Recently I checked Profile-Guided Optimization (PGO) improvements on many projects - all current results are available here. According to multiple tests, PGO can help with improving performance in many cases (including libraries like pydantic-core). Trying to optimize the Tensorflow Text library can be beneficial since it could reduce spent CPU time on routines like text preprocessing.

I can suggest the following action points:

  • Perform PGO benchmarks on Tensorflow Text. And if it shows improvements - add a note to the documentation about possible improvements in Tensorflow Text performance with PGO.
  • Providing an easier way (e.g. a build option) to build scripts with PGO can be helpful for the end-users and maintainers since they will be able to optimize Tensorflow Text according to their own workloads if they decide to rebuild Tensorflow Text for their own needs.
  • Optimize pre-built binaries (if it's possible to prepare or collect a good-enough training workload)

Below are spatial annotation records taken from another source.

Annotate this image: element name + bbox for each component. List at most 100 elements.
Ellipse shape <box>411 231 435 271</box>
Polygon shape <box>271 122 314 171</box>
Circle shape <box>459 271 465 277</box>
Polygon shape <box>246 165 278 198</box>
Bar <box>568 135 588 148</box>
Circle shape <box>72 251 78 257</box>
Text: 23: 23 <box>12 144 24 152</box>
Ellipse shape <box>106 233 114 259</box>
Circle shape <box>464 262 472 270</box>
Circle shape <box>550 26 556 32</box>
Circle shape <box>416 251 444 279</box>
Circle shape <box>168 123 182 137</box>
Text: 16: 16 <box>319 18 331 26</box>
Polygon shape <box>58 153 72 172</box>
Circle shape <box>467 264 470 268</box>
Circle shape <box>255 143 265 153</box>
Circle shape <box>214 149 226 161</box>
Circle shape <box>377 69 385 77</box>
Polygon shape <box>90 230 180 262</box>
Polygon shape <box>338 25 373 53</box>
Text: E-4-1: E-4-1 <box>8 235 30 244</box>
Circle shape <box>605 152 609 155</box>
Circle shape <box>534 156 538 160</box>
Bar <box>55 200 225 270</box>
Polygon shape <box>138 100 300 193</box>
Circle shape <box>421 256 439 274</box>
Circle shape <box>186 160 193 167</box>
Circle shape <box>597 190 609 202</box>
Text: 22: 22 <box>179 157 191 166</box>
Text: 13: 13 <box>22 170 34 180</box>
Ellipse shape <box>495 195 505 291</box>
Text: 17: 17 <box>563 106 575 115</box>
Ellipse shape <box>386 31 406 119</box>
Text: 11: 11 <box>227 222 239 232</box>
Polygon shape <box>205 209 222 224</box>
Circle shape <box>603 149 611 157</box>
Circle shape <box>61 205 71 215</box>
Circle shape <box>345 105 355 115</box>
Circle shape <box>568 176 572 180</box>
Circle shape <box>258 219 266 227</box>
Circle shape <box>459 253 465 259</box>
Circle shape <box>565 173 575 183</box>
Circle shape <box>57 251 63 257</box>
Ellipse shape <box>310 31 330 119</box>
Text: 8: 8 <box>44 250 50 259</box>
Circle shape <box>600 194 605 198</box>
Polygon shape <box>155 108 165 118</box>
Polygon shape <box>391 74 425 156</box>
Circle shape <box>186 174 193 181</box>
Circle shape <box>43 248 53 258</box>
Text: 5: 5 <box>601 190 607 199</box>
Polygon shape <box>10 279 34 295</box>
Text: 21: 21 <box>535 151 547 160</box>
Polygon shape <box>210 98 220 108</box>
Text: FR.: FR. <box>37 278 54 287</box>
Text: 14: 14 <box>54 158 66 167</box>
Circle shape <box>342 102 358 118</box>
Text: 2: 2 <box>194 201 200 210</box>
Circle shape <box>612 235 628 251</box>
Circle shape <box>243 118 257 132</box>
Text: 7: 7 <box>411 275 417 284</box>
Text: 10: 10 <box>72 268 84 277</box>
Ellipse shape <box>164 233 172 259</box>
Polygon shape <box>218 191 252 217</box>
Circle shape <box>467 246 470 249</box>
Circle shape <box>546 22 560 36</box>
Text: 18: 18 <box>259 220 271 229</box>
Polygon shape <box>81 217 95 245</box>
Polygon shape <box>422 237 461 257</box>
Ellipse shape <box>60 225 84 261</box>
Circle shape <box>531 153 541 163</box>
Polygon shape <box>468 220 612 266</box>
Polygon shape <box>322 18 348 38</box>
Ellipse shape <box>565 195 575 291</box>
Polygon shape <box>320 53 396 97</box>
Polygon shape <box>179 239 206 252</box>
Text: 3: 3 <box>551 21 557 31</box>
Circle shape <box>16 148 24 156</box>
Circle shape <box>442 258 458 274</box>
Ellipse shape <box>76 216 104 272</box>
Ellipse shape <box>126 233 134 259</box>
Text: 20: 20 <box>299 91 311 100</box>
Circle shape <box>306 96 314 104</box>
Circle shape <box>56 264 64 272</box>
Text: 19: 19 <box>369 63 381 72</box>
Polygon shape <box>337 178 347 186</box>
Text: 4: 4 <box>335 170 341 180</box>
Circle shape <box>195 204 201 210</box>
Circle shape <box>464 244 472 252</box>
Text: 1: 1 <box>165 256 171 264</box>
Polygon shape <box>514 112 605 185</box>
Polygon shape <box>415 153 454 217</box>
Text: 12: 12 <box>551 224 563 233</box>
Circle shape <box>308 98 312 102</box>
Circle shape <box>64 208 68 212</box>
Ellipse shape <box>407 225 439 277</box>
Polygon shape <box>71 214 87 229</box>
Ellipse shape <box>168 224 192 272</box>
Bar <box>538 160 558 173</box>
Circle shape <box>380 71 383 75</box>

Since the Tensorflow Text native part (C++) is the library, I think the Pydantic-core experience can be reused here — also, Clang supports PGO for shared libraries. I think in this case possible to prepare some text preprocessing routines, collect the PGO profiles from them, and then use them as training PGO data.

Maybe testing Post-Link Optimization techniques (like LLVM BOLT) would be interesting too (Clang and Rustc already use BOLT as an addition to PGO) but I recommend starting from the usual PGO.

Here are some examples of how PGO optimization is integrated in other projects:

Many of the examples above are applications but there should be a huge difference - PGO works well with libraries too.

Text tokenization is not likely to be a bottleneck in any real-world model.